According to data from the Central Bank of Kenya (CBK), the inflation rate for lower-income households in Nairobi stood at 9.04 percent in March compared to just 6.75 percent for upper-income homes.
The CBK classifies lower-income households in the capital as those spending Sh46,355 or less in a month, which translates to 70.89 percent of all households in Nairobi.
Equally, the inflation rate for households outside Nairobi stood at a higher 9.5 percent in contrast to 8.43 percent for the average household in the city. About one-third or 32.91 percent of the average household income is spent on food, according to KNBS statistics.
The top 10 expenditure commodities meanwhile cover mobile phone airtime, fares within towns and their environs, house rents, dining in hotels and restaurants, beef, milk, beer and bread.
The higher fuel costs are despite proposals to lower the rate of the railway development levy and the import declaration fee which are surcharges to landed petroleum costs from 3.5 percent to 2.5 percent.
The proposal is widely expected to pass in the National Assembly.
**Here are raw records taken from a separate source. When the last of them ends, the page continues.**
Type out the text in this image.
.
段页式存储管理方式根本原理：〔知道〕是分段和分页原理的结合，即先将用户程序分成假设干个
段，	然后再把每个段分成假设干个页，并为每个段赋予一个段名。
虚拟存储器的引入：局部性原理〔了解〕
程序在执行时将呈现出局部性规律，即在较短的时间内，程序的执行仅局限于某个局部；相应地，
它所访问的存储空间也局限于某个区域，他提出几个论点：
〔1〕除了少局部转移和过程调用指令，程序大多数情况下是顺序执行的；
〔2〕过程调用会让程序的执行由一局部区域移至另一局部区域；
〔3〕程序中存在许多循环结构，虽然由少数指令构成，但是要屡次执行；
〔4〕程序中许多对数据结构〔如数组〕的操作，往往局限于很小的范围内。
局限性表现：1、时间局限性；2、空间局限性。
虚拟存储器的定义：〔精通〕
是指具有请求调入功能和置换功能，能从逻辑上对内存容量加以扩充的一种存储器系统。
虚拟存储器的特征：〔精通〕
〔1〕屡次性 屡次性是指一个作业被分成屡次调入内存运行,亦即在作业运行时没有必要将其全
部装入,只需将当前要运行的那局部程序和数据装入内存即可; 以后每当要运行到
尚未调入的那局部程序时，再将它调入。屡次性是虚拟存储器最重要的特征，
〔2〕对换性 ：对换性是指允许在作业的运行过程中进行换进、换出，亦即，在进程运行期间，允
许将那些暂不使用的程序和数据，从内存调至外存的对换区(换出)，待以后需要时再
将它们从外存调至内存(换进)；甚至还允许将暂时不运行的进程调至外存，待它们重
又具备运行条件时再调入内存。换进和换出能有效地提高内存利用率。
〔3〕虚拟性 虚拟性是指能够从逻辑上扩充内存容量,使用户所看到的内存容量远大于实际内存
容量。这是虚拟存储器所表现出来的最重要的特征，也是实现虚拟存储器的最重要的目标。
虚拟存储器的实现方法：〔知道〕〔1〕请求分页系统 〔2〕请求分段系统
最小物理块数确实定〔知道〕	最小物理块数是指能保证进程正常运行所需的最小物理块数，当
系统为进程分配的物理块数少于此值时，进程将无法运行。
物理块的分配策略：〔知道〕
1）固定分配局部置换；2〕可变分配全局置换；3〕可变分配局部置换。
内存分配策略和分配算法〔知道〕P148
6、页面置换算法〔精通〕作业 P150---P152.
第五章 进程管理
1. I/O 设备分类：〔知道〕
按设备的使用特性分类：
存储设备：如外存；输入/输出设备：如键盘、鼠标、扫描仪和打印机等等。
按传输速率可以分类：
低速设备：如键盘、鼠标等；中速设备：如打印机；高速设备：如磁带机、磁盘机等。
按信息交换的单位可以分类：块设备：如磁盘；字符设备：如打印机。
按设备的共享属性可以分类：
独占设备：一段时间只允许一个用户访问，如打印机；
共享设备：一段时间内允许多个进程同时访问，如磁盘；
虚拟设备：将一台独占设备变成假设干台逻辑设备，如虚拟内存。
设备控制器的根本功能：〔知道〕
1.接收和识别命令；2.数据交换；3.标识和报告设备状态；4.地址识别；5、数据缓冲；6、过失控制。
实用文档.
To effect the new prices, the Energy and Petroleum Regulatory Authority (Epra) will be expected to announce the higher fuel prices on Friday next week and may not wait for the next maximum pump price review date on July 14.
While MPs allied to the opposition challenged the changes on the account of its impact on the cost of living, those allied to the ruling Kenya Kwanza coalition supported the amendment arguing it would firm up the State coffers allowing expenditures including road construction and disbursement to the National Government Constituency Development Fund.